By Anthony Campisi
SEPTA got its largest stimulus project under way Wednesday with a ceremonial groundbreaking, kicking off the reconstruction of the Spring Garden Street and Girard Avenue stations on the Broad Street Line.
The stations haven’t seen major renovations since they were built in 1928 and serve a total of more than 10,000 riders a day.
SEPTA will install elevators on the street and mezzanine levels, put in new cashier booths and fare lines and construct new stairwell and elevator headhouses for passengers.
The authority will also restore the ceilings, walls, floors, support columns and platforms of both stations, install energy-efficient lighting and improve station security systems. The new stations will be compliant with the Americans With Disabilities Act.
SEPTA general manager Joe Casey said that with the renovations, the stations will be on-par with other restored stations on the Broad Street Line south of City Hall.
Expected to cost $25 million, the restoration will be the largest single project funded by the American Recovery and Reinvestment Act, which has pumped $191 million into 32 “shovel-ready” projects at the authority.
SEPTA had been planning on renovating both stations, but didn’t have enough money in its capital budget on hand to start on the projects, Casey explained.
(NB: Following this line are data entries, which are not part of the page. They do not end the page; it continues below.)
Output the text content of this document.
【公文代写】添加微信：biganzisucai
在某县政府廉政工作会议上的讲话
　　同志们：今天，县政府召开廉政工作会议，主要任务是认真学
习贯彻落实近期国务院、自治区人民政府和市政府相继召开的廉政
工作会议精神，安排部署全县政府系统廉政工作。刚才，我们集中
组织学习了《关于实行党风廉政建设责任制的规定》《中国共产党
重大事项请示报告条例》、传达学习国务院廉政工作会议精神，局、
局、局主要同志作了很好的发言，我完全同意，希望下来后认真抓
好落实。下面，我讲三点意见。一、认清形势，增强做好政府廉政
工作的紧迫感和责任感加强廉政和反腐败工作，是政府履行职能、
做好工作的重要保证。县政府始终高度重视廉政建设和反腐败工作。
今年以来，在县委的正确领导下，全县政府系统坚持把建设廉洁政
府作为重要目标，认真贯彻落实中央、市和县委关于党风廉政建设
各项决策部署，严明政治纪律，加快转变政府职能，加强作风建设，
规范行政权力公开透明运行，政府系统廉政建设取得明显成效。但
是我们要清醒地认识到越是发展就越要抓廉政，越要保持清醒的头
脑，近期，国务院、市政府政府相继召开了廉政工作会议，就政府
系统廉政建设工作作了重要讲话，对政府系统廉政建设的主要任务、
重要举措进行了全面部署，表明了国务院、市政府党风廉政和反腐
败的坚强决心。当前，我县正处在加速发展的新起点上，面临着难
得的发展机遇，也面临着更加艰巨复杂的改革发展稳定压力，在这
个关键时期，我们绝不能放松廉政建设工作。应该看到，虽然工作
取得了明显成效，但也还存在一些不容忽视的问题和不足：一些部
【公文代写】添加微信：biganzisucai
Without the stimulus package, construction probably would have begun in two years.
The authority says that more than 200 people will be employed in the renovations, including almost 100 construction jobs and over 100 jobs in support positions with suppliers and contractors.
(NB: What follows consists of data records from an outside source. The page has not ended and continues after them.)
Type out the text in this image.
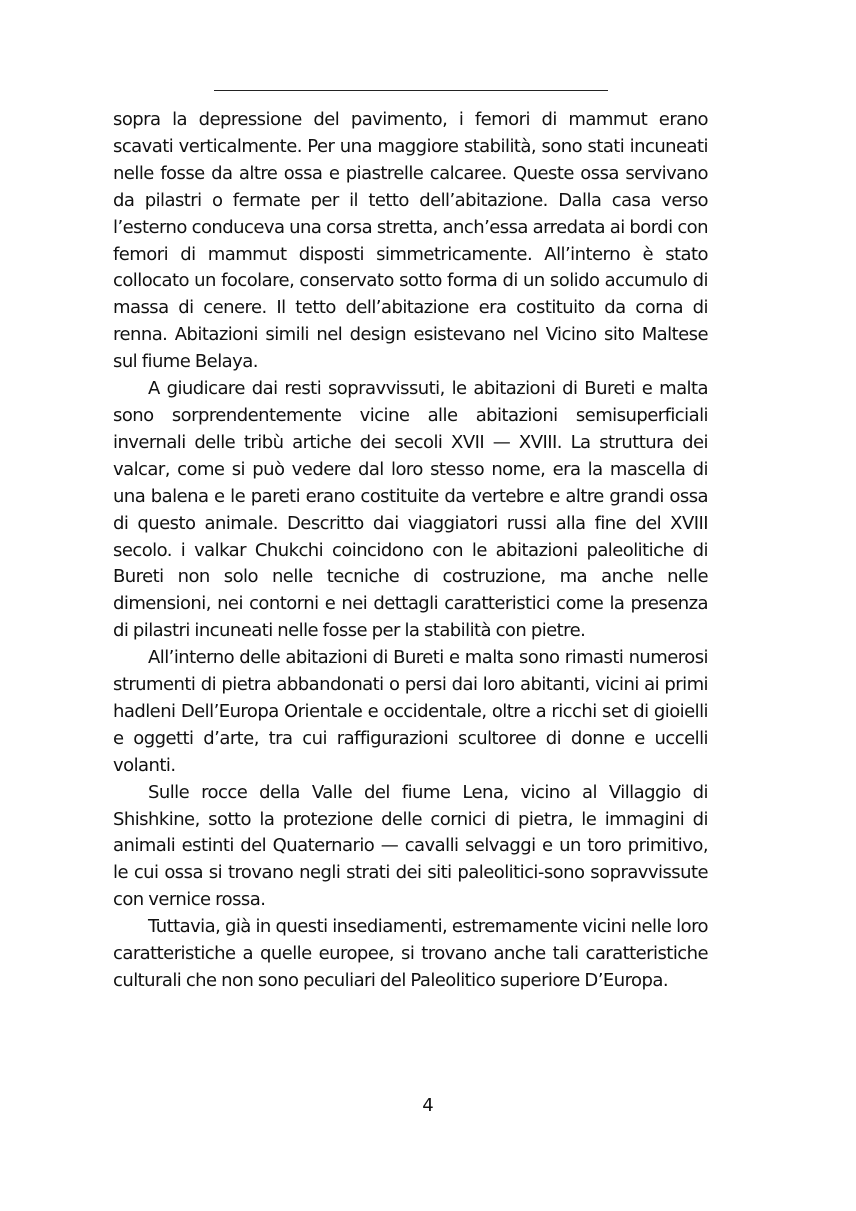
sopra la depressione del pavimento, i femori di mammut erano scavati verticalmente. Per una maggiore stabilità, sono stati incuneati nelle fosse da altre ossa e piastrelle calcaree. Queste ossa servivano da pilastri o fermate per il tetto dell’abitazione. Dalla casa verso l’esterno conduceva una corsa stretta, anch’essa arredata ai bordi con femori di mammut disposti simmetricamente. All’interno è stato collocato un focolare, conservato sotto forma di un solido accumulo di massa di cenere. Il tetto dell’abitazione era costituito da corna di renna. Abitazioni simili nel design esistevano nel Vicino sito Maltese sul fiume Belaya.

A giudicare dai resti sopravvissuti, le abitazioni di Bureti e malta sono sorprendentemente vicine alle abitazioni semisuperficiali invernali delle tribù artiche dei secoli XVII — XVIII. La struttura dei valcar, come si può vedere dal loro stesso nome, era la mascella di una balena e le pareti erano costituite da vertebre e altre grandi ossa di questo animale. Descritto dai viaggiatori russi alla fine del XVIII secolo. i valkar Chukchi coincidono con le abitazioni paleolitiche di Bureti non solo nelle tecniche di costruzione, ma anche nelle dimensioni, nei contorni e nei dettagli caratteristici come la presenza di pilastri incuneati nelle fosse per la stabilità con pietre.

All’interno delle abitazioni di Bureti e malta sono rimasti numerosi strumenti di pietra abbandonati o persi dai loro abitanti, vicini ai primi hadleni Dell’Europa Orientale e occidentale, oltre a ricchi set di gioielli e oggetti d’arte, tra cui raffigurazioni scultoree di donne e uccelli volanti.

Sulle rocce della Valle del fiume Lena, vicino al Villaggio di Shishkine, sotto la protezione delle cornici di pietra, le immagini di animali estinti del Quaternario — cavalli selvaggi e un toro primitivo, le cui ossa si trovano negli strati dei siti paleolitici-sono sopravvissute con vernice rossa.

Tuttavia, già in questi insediamenti, estremamente vicini nelle loro caratteristiche a quelle europee, si trovano anche tali caratteristiche culturali che non sono peculiari del Paleolitico superiore D’Europa.

4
Out of a total of 25 outside contractors SEPTA has hired for the project, six are based in Philadelphia.
In a short ceremony before the groundbreaking, Casey called the renovations “the major [stimulus] project in Center City Philadelphia” SEPTA is undertaking.
SEPTA spokesman Richard Maloney also pointed out that the Spring Garden renovations coincide with the sale of the nearby Philadelphia State Office Building to private developers — SEPTA hopes that this project will bring new economic life to that area of North Broad Street.
Though SEPTA and area officials didn’t actually break ground — it being North Broad, the dignitaries put their shovels into a large trough filled with dirt — a backhoe was stationed on the northeast corner of Spring Garden and Broad streets to begin work after the press conference. The project is scheduled for completion in the fall of 2011.
SEPTA riders interviewed at the Spring Garden stop expressed cautious optimism about the renovations.
Ken Harris, who uses the Spring Garden station to get to the Free Library, said that the renovations are “long overdue.”
He said that the current station is “not user-friendly.” His one concern, though, is that, as in other stations, the the elevators installed here will be placed far away from fare lines, forcing elderly and disabled people to travel a long distance to get to their trains.
Robert Cleveland, who lives in Southwest Philadelphia, said that he’s been impressed with recent service improvements, especially on the Market-Frankford El. However, he said that “they need to do a whole lot of alterations” to improve the Broad Street Line.
Judith Ross, a senior citizen who is hard of sight and uses a cane to walk, lauded the installation of elevators. She said that the first flight of stairs leading underground was difficult for her to use.
“Hooray for the elevators!” she yelled as she slowly descended step-by-step, right arm clutching the railing.